# Retired...



## POMilton (Oct 21, 2015)

After 14 weeks of driving, it just got too hard to drag out there for the diminishing money. So over 14 weeks I drove:

Miles: 5617
Made: $6,598.93
Milage deduction: $3232.17
Average per week: $428.57 + one $600 bonus

Countless hours in the car, no major repairs but I know they will be coming. Ok with it as I am driving a 2004 Camry I bought for 2k in 2010 . I am planning on buying a new car in 2016. For the most part, it was a job I enjoyed. I enjoyed watching the sunrise on the lakefront and the adrenaline rush of those first few weeks when it seemed money was easier and the surges lasted longer. I'll fondly remember many of the conversations with customers. One thing is for sure, I have some great stories and it helped get me through the roughest time in my life (still going through it).

But the pay and liability is just not worth it at this point. I still have the same full time job I've had for the last 12 years so I think it's time to rest and start enjoying life again. I'll miss the money but know that it wasn't as "real" as it may seem (wear and tear, taxes, time, etc).

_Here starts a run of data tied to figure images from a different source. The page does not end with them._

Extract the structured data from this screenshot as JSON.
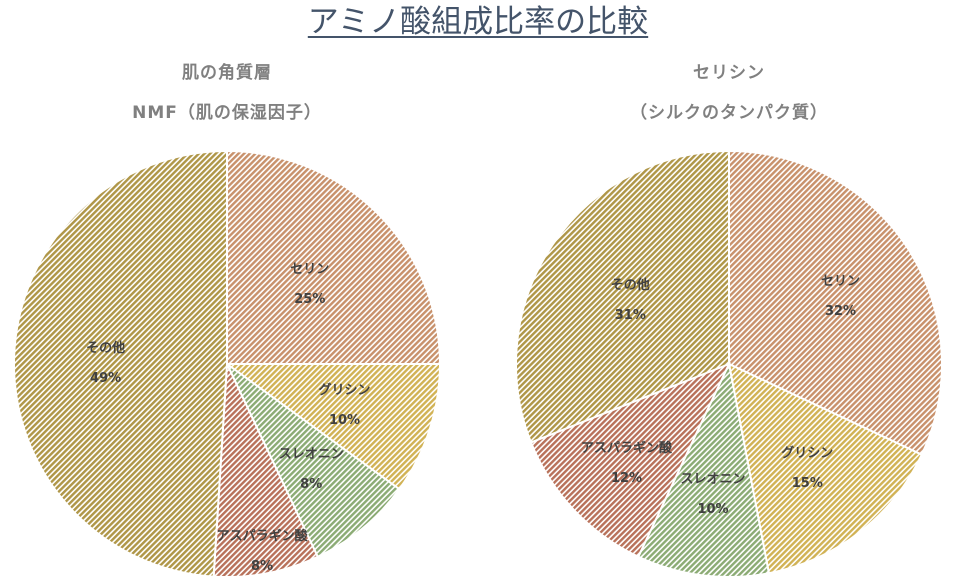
{
  "page_title": "アミノ酸組成比率の比較",
  "colors": {
    "serine": "#f4b183",
    "glycine": "#ffd966",
    "threonine": "#a9d18e",
    "asparagine": "#e08a6e",
    "other": "#d6b756",
    "title": "#44546a"
  },
  "chart_data": [
    {
      "type": "pie",
      "title_line1": "肌の角質層",
      "title_line2": "NMF（肌の保湿因子）",
      "labels": [
        "セリン",
        "グリシン",
        "スレオニン",
        "アスパラギン酸",
        "その他"
      ],
      "values": [
        25,
        10,
        8,
        8,
        49
      ],
      "value_labels": [
        "25%",
        "10%",
        "8%",
        "8%",
        "49%"
      ],
      "color_keys": [
        "serine",
        "glycine",
        "threonine",
        "asparagine",
        "other"
      ],
      "start_angle": "12 o'clock, clockwise"
    },
    {
      "type": "pie",
      "title_line1": "セリシン",
      "title_line2": "（シルクのタンパク質）",
      "labels": [
        "セリン",
        "グリシン",
        "スレオニン",
        "アスパラギン酸",
        "その他"
      ],
      "values": [
        32,
        15,
        10,
        12,
        31
      ],
      "value_labels": [
        "32%",
        "15%",
        "10%",
        "12%",
        "31%"
      ],
      "color_keys": [
        "serine",
        "glycine",
        "threonine",
        "asparagine",
        "other"
      ],
      "start_angle": "12 o'clock, clockwise"
    }
  ]
}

All in all, it was a pretty positive experience. However, Uber is a crap company that I don't trust and no longer want to participate as a "partner" in their business. Good luck to you guys hanging on.


----------



## maui (Dec 22, 2015)

Amen to you. 

The liability / insurance risk is HUGE as well as most people don't realize the wear and tear costs

I don't think I will ever make any decent money on Uber, but do think being selective and driving 1 - 3 days a month I can cover my car payment and put a little away for when I plan to replace my car in 3 - 4 years.


----------